Manchmal bin ich wirklich über mich selbst erstaunt. Im positiven wie im negativen Sinn. Vor ein paar Tagen war es wieder mal soweit. Ich habe ja schon einmal darüber berichtet, wie wichtig es ist, das Leben in Balance zu halten. Das gilt nicht nur während des Jurastudiums oder Referendariats, sondern auch im Job.

Du brauchst einfach kleine Inseln der Erholung, auf die du dich zurückziehen und alles andere vergessen kannst. Kleine Inseln, die erfrischendes Wasser umgibt, in das du hineintauchen kannst und schwerelos wirst. (Ist das nicht ein toller Vergleich, vor allem, wenn man einen Tag wie gestern in einem unklimatisierten Büro hinter sich hat?! ).
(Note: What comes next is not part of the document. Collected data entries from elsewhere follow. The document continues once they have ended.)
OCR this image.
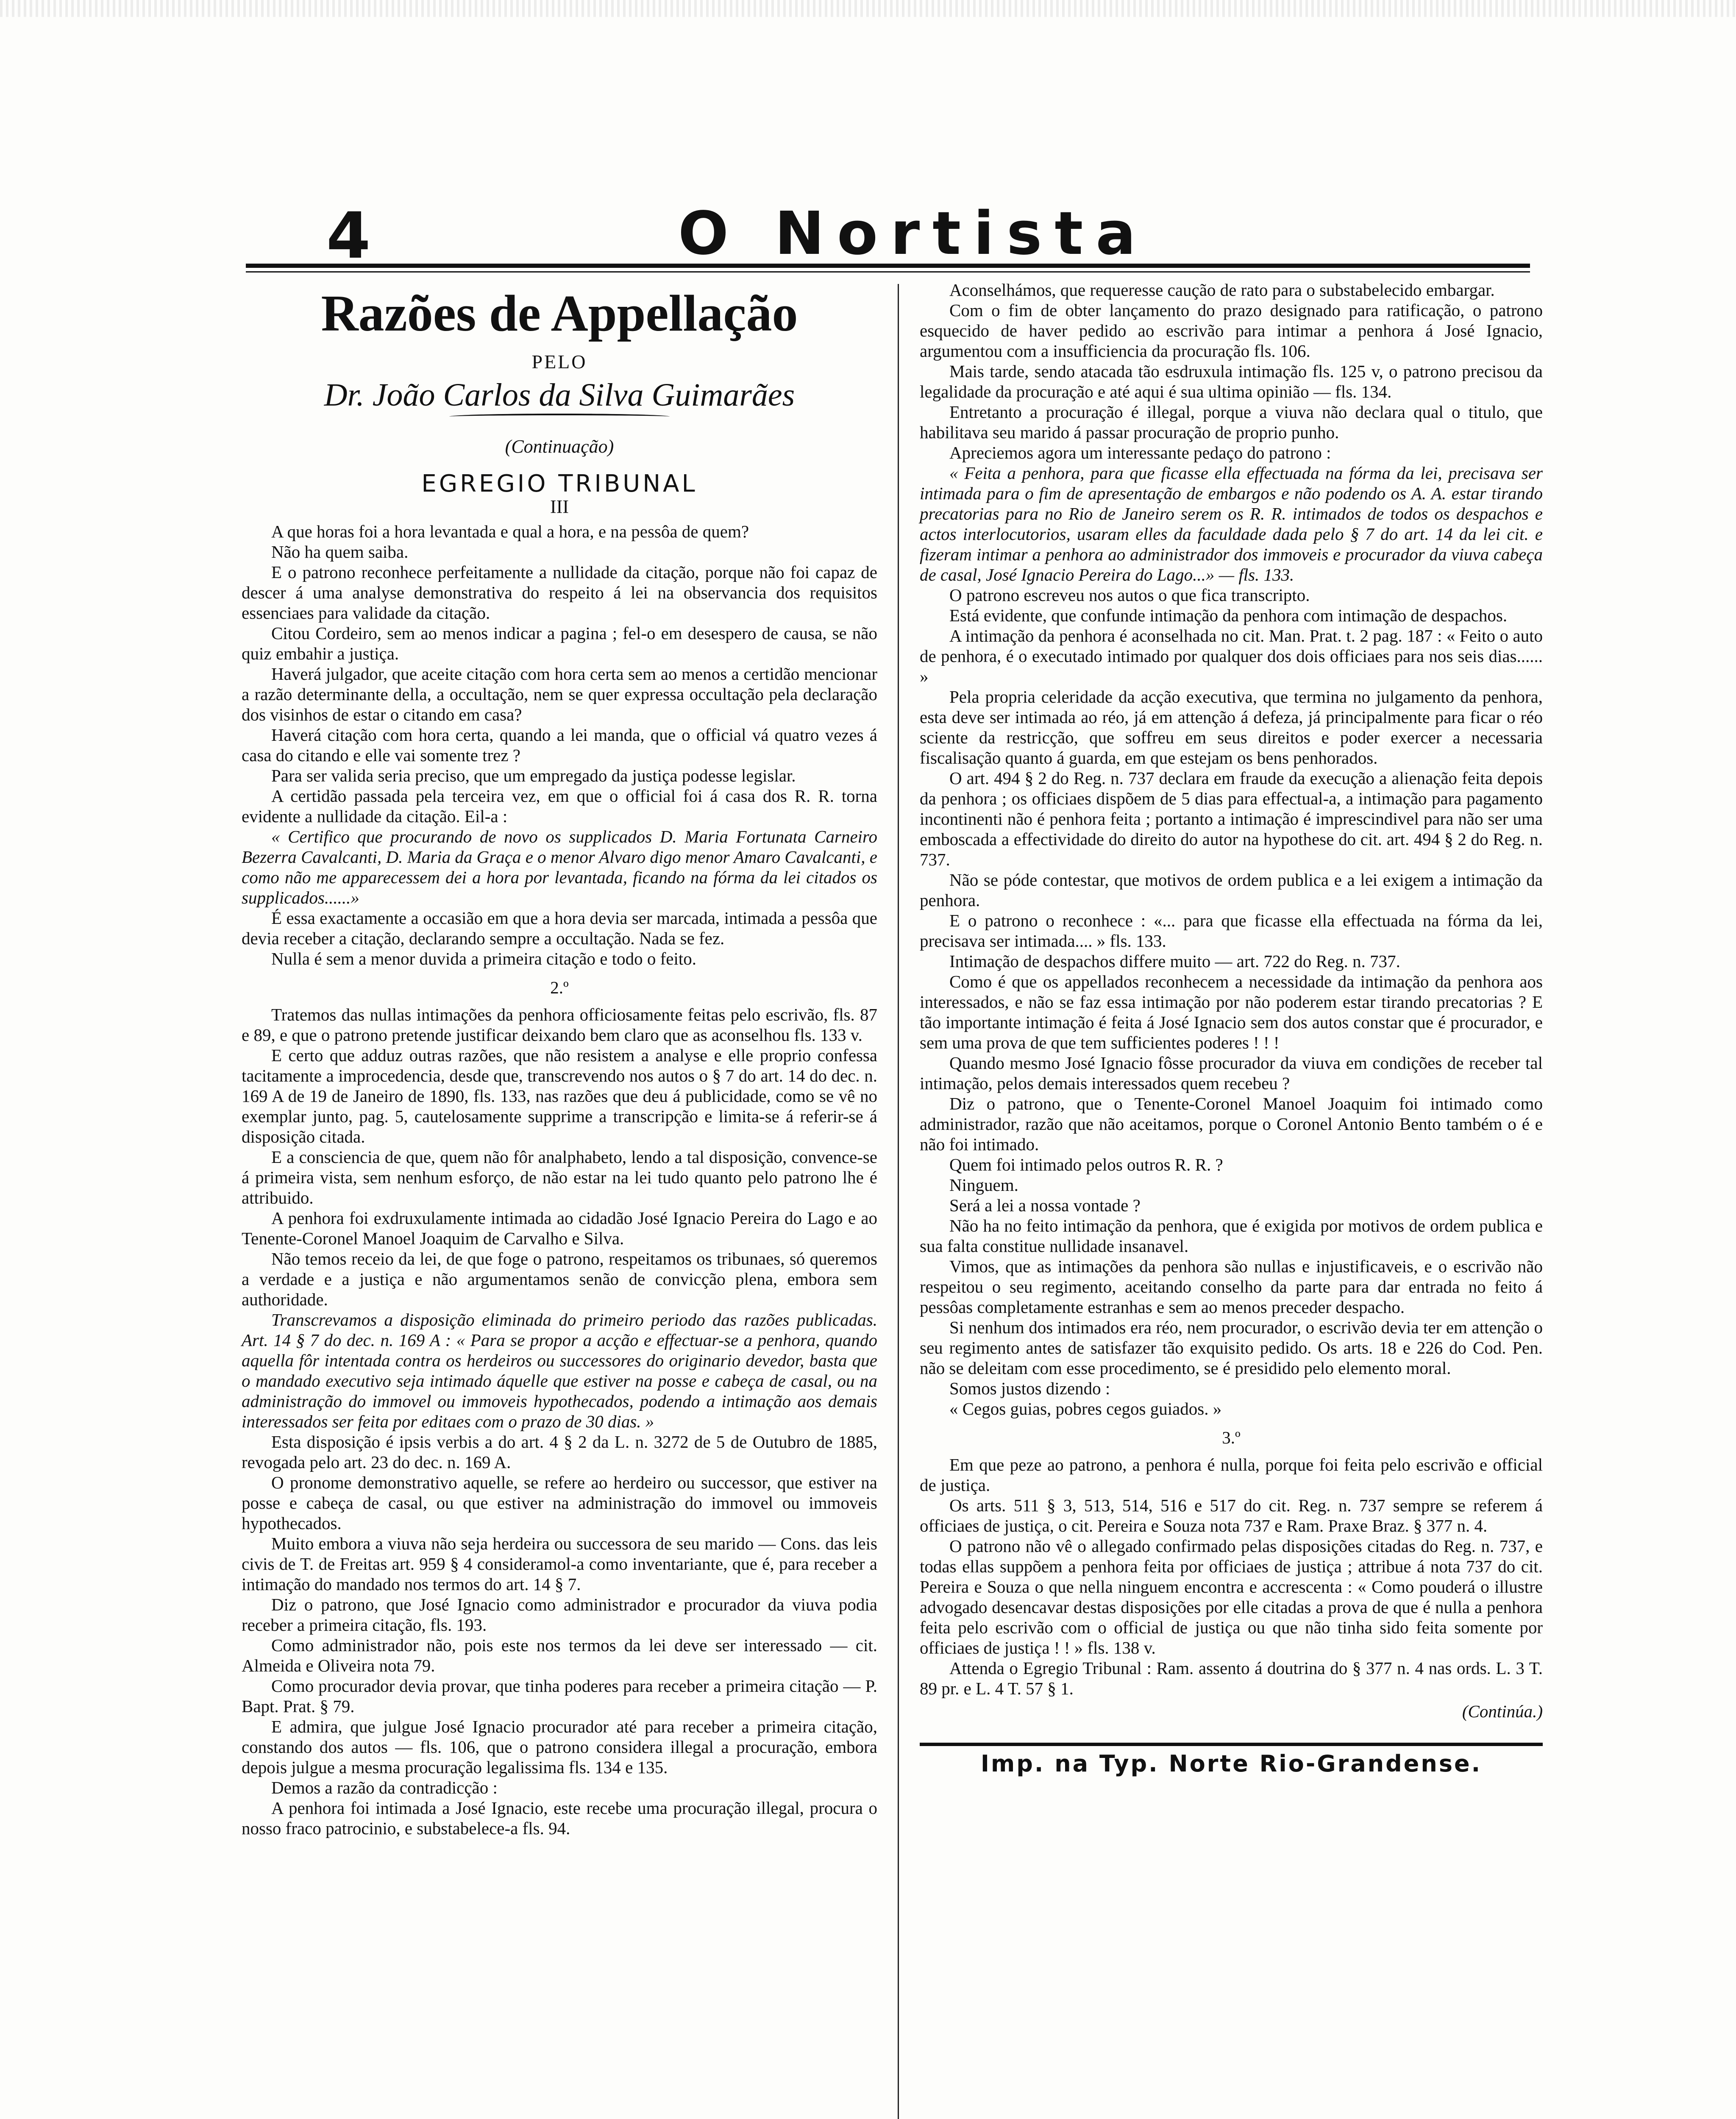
4	O Nortista
Razões de Appellação
PELO
Dr. João Carlos da Silva Guimarães
(Continuação)
EGREGIO TRIBUNAL
III

A que horas foi a hora levantada e qual a hora, e na pessôa de quem?

Não ha quem saiba.

E o patrono reconhece perfeitamente a nullidade da citação, porque não foi capaz de descer á uma analyse demonstrativa do respeito á lei na observancia dos requisitos essenciaes para validade da citação.

Citou Cordeiro, sem ao menos indicar a pagina ; fel-o em desespero de causa, se não quiz embahir a justiça.

Haverá julgador, que aceite citação com hora certa sem ao menos a certidão mencionar a razão determinante della, a occultação, nem se quer expressa occultação pela declaração dos visinhos de estar o citando em casa?

Haverá citação com hora certa, quando a lei manda, que o official vá quatro vezes á casa do citando e elle vai somente trez ?

Para ser valida seria preciso, que um empregado da justiça podesse legislar.

A certidão passada pela terceira vez, em que o official foi á casa dos R. R. torna evidente a nullidade da citação. Eil-a :

« Certifico que procurando de novo os supplicados D. Maria Fortunata Carneiro Bezerra Cavalcanti, D. Maria da Graça e o menor Alvaro digo menor Amaro Cavalcanti, e como não me apparecessem dei a hora por levantada, ficando na fórma da lei citados os supplicados......»

É essa exactamente a occasião em que a hora devia ser marcada, intimada a pessôa que devia receber a citação, declarando sempre a occultação. Nada se fez.

Nulla é sem a menor duvida a primeira citação e todo o feito.

2.º

Tratemos das nullas intimações da penhora officiosamente feitas pelo escrivão, fls. 87 e 89, e que o patrono pretende justificar deixando bem claro que as aconselhou fls. 133 v.

E certo que adduz outras razões, que não resistem a analyse e elle proprio confessa tacitamente a improcedencia, desde que, transcrevendo nos autos o § 7 do art. 14 do dec. n. 169 A de 19 de Janeiro de 1890, fls. 133, nas razões que deu á publicidade, como se vê no exemplar junto, pag. 5, cautelosamente supprime a transcripção e limita-se á referir-se á disposição citada.

E a consciencia de que, quem não fôr analphabeto, lendo a tal disposição, convence-se á primeira vista, sem nenhum esforço, de não estar na lei tudo quanto pelo patrono lhe é attribuido.

A penhora foi exdruxulamente intimada ao cidadão José Ignacio Pereira do Lago e ao Tenente-Coronel Manoel Joaquim de Carvalho e Silva.

Não temos receio da lei, de que foge o patrono, respeitamos os tribunaes, só queremos a verdade e a justiça e não argumentamos senão de convicção plena, embora sem authoridade.

Transcrevamos a disposição eliminada do primeiro periodo das razões publicadas. Art. 14 § 7 do dec. n. 169 A : « Para se propor a acção e effectuar-se a penhora, quando aquella fôr intentada contra os herdeiros ou successores do originario devedor, basta que o mandado executivo seja intimado áquelle que estiver na posse e cabeça de casal, ou na administração do immovel ou immoveis hypothecados, podendo a intimação aos demais interessados ser feita por editaes com o prazo de 30 dias. »

Esta disposição é ipsis verbis a do art. 4 § 2 da L. n. 3272 de 5 de Outubro de 1885, revogada pelo art. 23 do dec. n. 169 A.

O pronome demonstrativo aquelle, se refere ao herdeiro ou successor, que estiver na posse e cabeça de casal, ou que estiver na administração do immovel ou immoveis hypothecados.

Muito embora a viuva não seja herdeira ou successora de seu marido — Cons. das leis civis de T. de Freitas art. 959 § 4 consideramol-a como inventariante, que é, para receber a intimação do mandado nos termos do art. 14 § 7.

Diz o patrono, que José Ignacio como administrador e procurador da viuva podia receber a primeira citação, fls. 193.

Como administrador não, pois este nos termos da lei deve ser interessado — cit. Almeida e Oliveira nota 79.

Como procurador devia provar, que tinha poderes para receber a primeira citação — P. Bapt. Prat. § 79.

E admira, que julgue José Ignacio procurador até para receber a primeira citação, constando dos autos — fls. 106, que o patrono considera illegal a procuração, embora depois julgue a mesma procuração legalissima fls. 134 e 135.

Demos a razão da contradicção :

A penhora foi intimada a José Ignacio, este recebe uma procuração illegal, procura o nosso fraco patrocinio, e substabelece-a fls. 94.

Aconselhámos, que requeresse caução de rato para o substabelecido embargar.

Com o fim de obter lançamento do prazo designado para ratificação, o patrono esquecido de haver pedido ao escrivão para intimar a penhora á José Ignacio, argumentou com a insufficiencia da procuração fls. 106.

Mais tarde, sendo atacada tão esdruxula intimação fls. 125 v, o patrono precisou da legalidade da procuração e até aqui é sua ultima opinião — fls. 134.

Entretanto a procuração é illegal, porque a viuva não declara qual o titulo, que habilitava seu marido á passar procuração de proprio punho.

Apreciemos agora um interessante pedaço do patrono :

« Feita a penhora, para que ficasse ella effectuada na fórma da lei, precisava ser intimada para o fim de apresentação de embargos e não podendo os A. A. estar tirando precatorias para no Rio de Janeiro serem os R. R. intimados de todos os despachos e actos interlocutorios, usaram elles da faculdade dada pelo § 7 do art. 14 da lei cit. e fizeram intimar a penhora ao administrador dos immoveis e procurador da viuva cabeça de casal, José Ignacio Pereira do Lago...» — fls. 133.

O patrono escreveu nos autos o que fica transcripto.

Está evidente, que confunde intimação da penhora com intimação de despachos.

A intimação da penhora é aconselhada no cit. Man. Prat. t. 2 pag. 187 : « Feito o auto de penhora, é o executado intimado por qualquer dos dois officiaes para nos seis dias...... »

Pela propria celeridade da acção executiva, que termina no julgamento da penhora, esta deve ser intimada ao réo, já em attenção á defeza, já principalmente para ficar o réo sciente da restricção, que soffreu em seus direitos e poder exercer a necessaria fiscalisação quanto á guarda, em que estejam os bens penhorados.

O art. 494 § 2 do Reg. n. 737 declara em fraude da execução a alienação feita depois da penhora ; os officiaes dispõem de 5 dias para effectual-a, a intimação para pagamento incontinenti não é penhora feita ; portanto a intimação é imprescindivel para não ser uma emboscada a effectividade do direito do autor na hypothese do cit. art. 494 § 2 do Reg. n. 737.

Não se póde contestar, que motivos de ordem publica e a lei exigem a intimação da penhora.

E o patrono o reconhece : «... para que ficasse ella effectuada na fórma da lei, precisava ser intimada.... » fls. 133.

Intimação de despachos differe muito — art. 722 do Reg. n. 737.

Como é que os appellados reconhecem a necessidade da intimação da penhora aos interessados, e não se faz essa intimação por não poderem estar tirando precatorias ? E tão importante intimação é feita á José Ignacio sem dos autos constar que é procurador, e sem uma prova de que tem sufficientes poderes ! ! !

Quando mesmo José Ignacio fôsse procurador da viuva em condições de receber tal intimação, pelos demais interessados quem recebeu ?

Diz o patrono, que o Tenente-Coronel Manoel Joaquim foi intimado como administrador, razão que não aceitamos, porque o Coronel Antonio Bento também o é e não foi intimado.

Quem foi intimado pelos outros R. R. ?

Ninguem.

Será a lei a nossa vontade ?

Não ha no feito intimação da penhora, que é exigida por motivos de ordem publica e sua falta constitue nullidade insanavel.

Vimos, que as intimações da penhora são nullas e injustificaveis, e o escrivão não respeitou o seu regimento, aceitando conselho da parte para dar entrada no feito á pessôas completamente estranhas e sem ao menos preceder despacho.

Si nenhum dos intimados era réo, nem procurador, o escrivão devia ter em attenção o seu regimento antes de satisfazer tão exquisito pedido. Os arts. 18 e 226 do Cod. Pen. não se deleitam com esse procedimento, se é presidido pelo elemento moral.

Somos justos dizendo :

« Cegos guias, pobres cegos guiados. »

3.º

Em que peze ao patrono, a penhora é nulla, porque foi feita pelo escrivão e official de justiça.

Os arts. 511 § 3, 513, 514, 516 e 517 do cit. Reg. n. 737 sempre se referem á officiaes de justiça, o cit. Pereira e Souza nota 737 e Ram. Praxe Braz. § 377 n. 4.

O patrono não vê o allegado confirmado pelas disposições citadas do Reg. n. 737, e todas ellas suppõem a penhora feita por officiaes de justiça ; attribue á nota 737 do cit. Pereira e Souza o que nella ninguem encontra e accrescenta : « Como pouderá o illustre advogado desencavar destas disposições por elle citadas a prova de que é nulla a penhora feita pelo escrivão com o official de justiça ou que não tinha sido feita somente por officiaes de justiça ! ! » fls. 138 v.

Attenda o Egregio Tribunal : Ram. assento á doutrina do § 377 n. 4 nas ords. L. 3 T. 89 pr. e L. 4 T. 57 § 1.

(Continúa.)
Imp. na Typ. Norte Rio-Grandense.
Jedenfalls habe ich mir eine neue kleine Insel zugelegt – ein Keyboard! In meiner frühen Jugend habe ich Klavier gespielt und nun, in meiner späten Jugend, möchte ich das ganze wiederbeleben. Vor ein paar Tagen kam ich mit einer supernetten Kollegin ins Gespräch. Wir unterhielten uns über dies und das und auch über Musik und deren entspannende Wirkung ...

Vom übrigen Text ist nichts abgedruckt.